Disinfection & Chemical Addition

Several chemicals are added to the water throughout the different processes to facilitate water treatment. They include chemicals for disinfection (chloramines), corrosion inhibition (orthophosphate), pH balance (sodium hydroxide) and dental health (fluoride). The concentrations of each of the majority of these chemicals must meet EPA standards.

Chloramine (ClNH3)

The City of Durham has been using chloramination as the method of disinfection for drinking water since January 2002. Chlorine and ammonia react chemically to produce combined chlorine or chloramine, which is an effective method for killing many types of bacteria and other germs. Using chloramination helps to reduce the formation of disinfection by-products in the water distribution system. The city maintains a running annual average concentration of 2.9 mg/L or parts per million (ppm) of chloramines in water leaving the city’s treatment plants. Learn more about the City's use of chloramines online (PDF).

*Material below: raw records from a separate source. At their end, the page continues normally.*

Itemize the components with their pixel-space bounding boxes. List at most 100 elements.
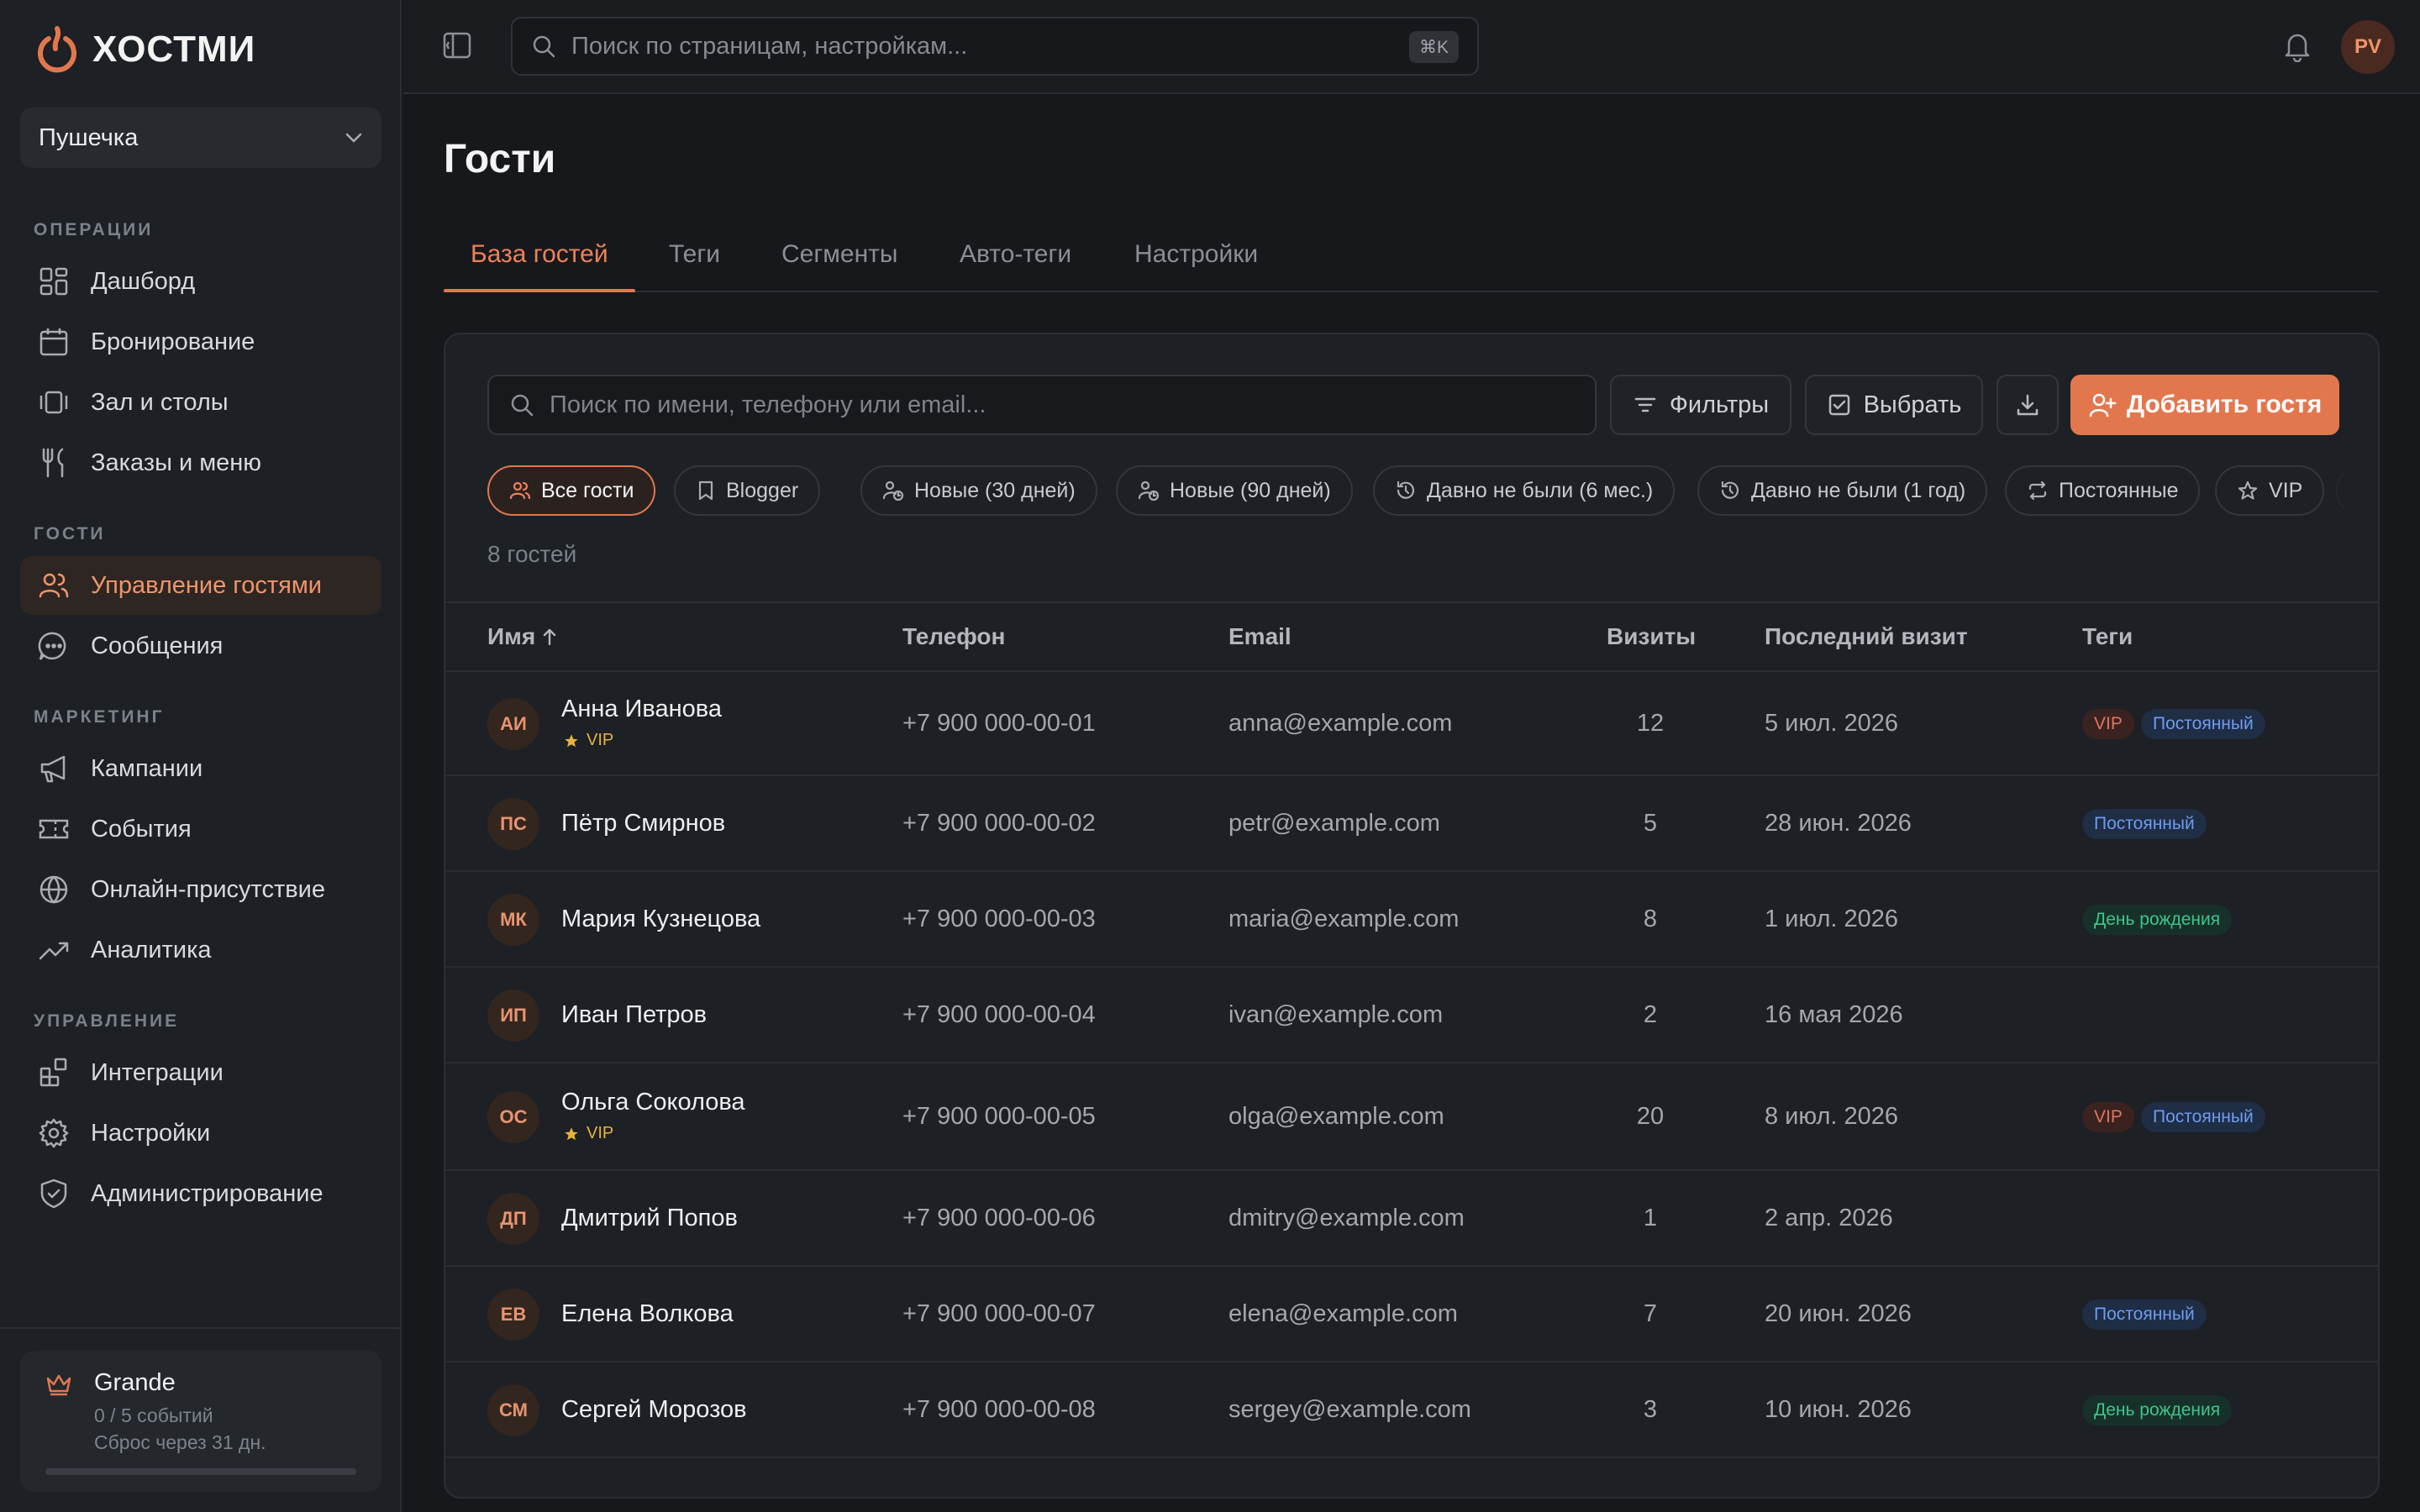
- sidebar-item-messages[interactable]: Сообщения: [20, 617, 381, 675]
- plan-card[interactable]: Grande 0 / 5 событий Сброс через 31 дн.: [20, 1351, 381, 1492]
- logo[interactable]: ХОСТМИ: [35, 25, 255, 74]
- table-row[interactable]: АИ Анна Иванова VIP +7 900 000-00-01 anna@ex…: [445, 672, 2378, 776]
- guest-name[interactable]: Ольга Соколова: [561, 1089, 745, 1116]
- guest-tag[interactable]: Постоянный: [2082, 1299, 2207, 1330]
- add-guest-button[interactable]: Добавить гостя: [2070, 375, 2339, 435]
- guest-email: elena@example.com: [1228, 1300, 1458, 1327]
- column-header-email[interactable]: Email: [1228, 623, 1292, 650]
- chip-blogger[interactable]: Blogger: [674, 465, 821, 516]
- sidebar-item-analytics[interactable]: Аналитика: [20, 921, 381, 979]
- ticket-icon: [37, 812, 71, 846]
- sidebar-item-settings[interactable]: Настройки: [20, 1104, 381, 1163]
- chip-inactive-1y[interactable]: Давно не были (1 год): [1697, 465, 1988, 516]
- user-avatar[interactable]: PV: [2341, 20, 2395, 74]
- vip-badge-label: VIP: [587, 731, 614, 749]
- shortcut-badge: ⌘K: [1408, 31, 1459, 63]
- filters-button[interactable]: Фильтры: [1610, 375, 1791, 435]
- sidebar-item-administration[interactable]: Администрирование: [20, 1164, 381, 1223]
- shield-icon: [37, 1177, 71, 1210]
- venue-selector[interactable]: Пушечка: [20, 108, 381, 168]
- guest-tag[interactable]: VIP: [2082, 709, 2134, 739]
- chip-inactive-6m[interactable]: Давно не были (6 мес.): [1373, 465, 1676, 516]
- table-row[interactable]: ПС Пётр Смирнов +7 900 000-00-02 petr@examp…: [445, 776, 2378, 872]
- search-icon: [531, 34, 556, 59]
- guest-name[interactable]: Елена Волкова: [561, 1300, 734, 1328]
- table-row[interactable]: ОС Ольга Соколова VIP +7 900 000-00-05 olga@…: [445, 1063, 2378, 1171]
- column-header-phone[interactable]: Телефон: [902, 623, 1005, 650]
- sidebar-item-guest-management[interactable]: Управление гостями: [20, 556, 381, 615]
- blocks-icon: [37, 1056, 71, 1089]
- sidebar-item-online-presence[interactable]: Онлайн-присутствие: [20, 860, 381, 919]
- table-row[interactable]: ДП Дмитрий Попов +7 900 000-00-06 dmitry@ex…: [445, 1171, 2378, 1267]
- sidebar-item-campaigns[interactable]: Кампании: [20, 739, 381, 798]
- sidebar-item-label: Аналитика: [91, 936, 212, 963]
- guest-phone: +7 900 000-00-03: [902, 906, 1096, 932]
- chip-new-30[interactable]: Новые (30 дней): [860, 465, 1097, 516]
- sidebar-toggle-icon[interactable]: [442, 30, 472, 60]
- table-row[interactable]: ЕВ Елена Волкова +7 900 000-00-07 elena@exa…: [445, 1267, 2378, 1362]
- tab-segments[interactable]: Сегменты: [781, 240, 897, 269]
- tab-tags[interactable]: Теги: [669, 240, 720, 269]
- table-header: Имя Телефон Email Визиты Последний визит…: [445, 601, 2378, 672]
- guests-card: Поиск по имени, телефону или email... Фи…: [444, 333, 2380, 1499]
- guest-name[interactable]: Анна Иванова: [561, 696, 722, 723]
- sidebar-item-orders[interactable]: Заказы и меню: [20, 433, 381, 492]
- chip-label: Blogger: [726, 478, 799, 502]
- select-label: Выбрать: [1863, 391, 1962, 418]
- bell-icon[interactable]: [2282, 30, 2312, 62]
- chip-label: VIP: [2269, 478, 2303, 502]
- guest-name[interactable]: Дмитрий Попов: [561, 1205, 738, 1232]
- chip-regulars[interactable]: Постоянные: [2005, 465, 2201, 516]
- guest-avatar: ИП: [487, 990, 539, 1042]
- filter-icon: [1633, 392, 1658, 417]
- users-icon: [509, 480, 531, 501]
- gear-icon: [37, 1116, 71, 1150]
- tab-auto-tags[interactable]: Авто-теги: [960, 240, 1071, 269]
- column-header-visits[interactable]: Визиты: [1607, 623, 1696, 650]
- guest-tag[interactable]: Постоянный: [2141, 709, 2265, 739]
- chip-new-90[interactable]: Новые (90 дней): [1116, 465, 1353, 516]
- sidebar-item-label: Дашборд: [91, 267, 196, 295]
- bookmark-icon: [696, 480, 716, 501]
- table-row[interactable]: ИП Иван Петров +7 900 000-00-04 ivan@exampl…: [445, 968, 2378, 1063]
- guest-last-visit: 10 июн. 2026: [1765, 1396, 1912, 1423]
- export-button[interactable]: [1996, 375, 2059, 435]
- sidebar-item-booking[interactable]: Бронирование: [20, 312, 381, 371]
- guest-tag[interactable]: День рождения: [2082, 1395, 2233, 1425]
- segment-chips: Все гости Blogger Новые (30 дней) Новые …: [487, 465, 2344, 517]
- column-header-tags[interactable]: Теги: [2082, 623, 2133, 650]
- guest-email: sergey@example.com: [1228, 1396, 1471, 1423]
- chip-all-guests[interactable]: Все гости: [487, 465, 656, 516]
- user-clock-icon: [882, 480, 904, 501]
- chip-vip[interactable]: VIP: [2215, 465, 2325, 516]
- guest-search-input[interactable]: Поиск по имени, телефону или email...: [487, 375, 1597, 435]
- sidebar: ХОСТМИ Пушечка ОПЕРАЦИИ Дашборд Брониров…: [0, 0, 402, 1512]
- sidebar-item-events[interactable]: События: [20, 800, 381, 858]
- guest-tag[interactable]: Постоянный: [2141, 1102, 2265, 1132]
- guest-name[interactable]: Пётр Смирнов: [561, 810, 725, 837]
- guest-name[interactable]: Сергей Морозов: [561, 1396, 747, 1424]
- sidebar-item-label: Онлайн-присутствие: [91, 875, 325, 903]
- guest-tag[interactable]: Постоянный: [2082, 809, 2207, 839]
- table-row[interactable]: МК Мария Кузнецова +7 900 000-00-03 maria@e…: [445, 872, 2378, 968]
- plan-name: Grande: [94, 1369, 176, 1396]
- sidebar-item-tables[interactable]: Зал и столы: [20, 373, 381, 432]
- tab-guest-base[interactable]: База гостей: [471, 240, 608, 269]
- tab-settings[interactable]: Настройки: [1134, 240, 1258, 269]
- sidebar-item-integrations[interactable]: Интеграции: [20, 1043, 381, 1102]
- guest-avatar: МК: [487, 894, 539, 946]
- global-search-input[interactable]: Поиск по страницам, настройкам... ⌘K: [511, 17, 1479, 76]
- guest-visits: 3: [1643, 1396, 1658, 1423]
- table-row[interactable]: СМ Сергей Морозов +7 900 000-00-08 sergey@e…: [445, 1362, 2378, 1458]
- chip-overflow[interactable]: [2336, 465, 2344, 516]
- guest-tag[interactable]: VIP: [2082, 1102, 2134, 1132]
- guest-tag[interactable]: День рождения: [2082, 905, 2233, 935]
- guest-name[interactable]: Мария Кузнецова: [561, 906, 760, 933]
- column-header-name[interactable]: Имя: [487, 623, 557, 650]
- plan-events: 0 / 5 событий: [94, 1404, 213, 1426]
- column-header-last-visit[interactable]: Последний визит: [1765, 623, 1968, 650]
- vip-badge: VIP: [563, 731, 613, 750]
- sidebar-item-dashboard[interactable]: Дашборд: [20, 252, 381, 311]
- guest-name[interactable]: Иван Петров: [561, 1001, 707, 1029]
- select-button[interactable]: Выбрать: [1805, 375, 1983, 435]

Zinc Orthophosphate (ZnPO4)

The City of Durham has used zinc orthophosphate to inhibit corrosion in service lines and household plumbing since the 1970s. Phosphates create a protective coating on metal surfaces and reduce water’s chemical activity, which decreases the processes that lead to corrosion. The city currently maintains a concentration of 0.8 mg/L (ppm) of zinc orthophosphate in the water leaving the city’s treatment plants

Sodium Hydroxide (NaOH)

Balancing the acidity/alkalinity of our drinking water is a very important part of the treatment process. pH is a measure of a liquid’s acidity/alkalinity; acids have a pH below 7 and bases (alkaline substances) have a pH above 7 to 14. Stronger acids have lower pH’s and stronger bases have higher pH’s. In 2010, the pH of Durham’s water ranged from 7.3 to 7.7 (7 being neutral).

Fluoride (H2SiF6)

Fluoride in the form of hydrofluorosilicic acid has been added to Durham’s drinking water since the late 1950s in order to prevent tooth decay. According to the American Dental Association (ADA), fluoridation is a safe and effective means of preventing tooth decay. It has been cited by the Centers for Disease Control and Prevention as one of 10 great public health achievements of the 20th century. Studies show that fluoridation can prevent between 15% - 40% of decay. The ADA cites over 60 years of studies supporting this conclusion. The city maintains a fluoride concentration that ranges from 0.47 to 1.0 mg/L (ppm) in our drinking water.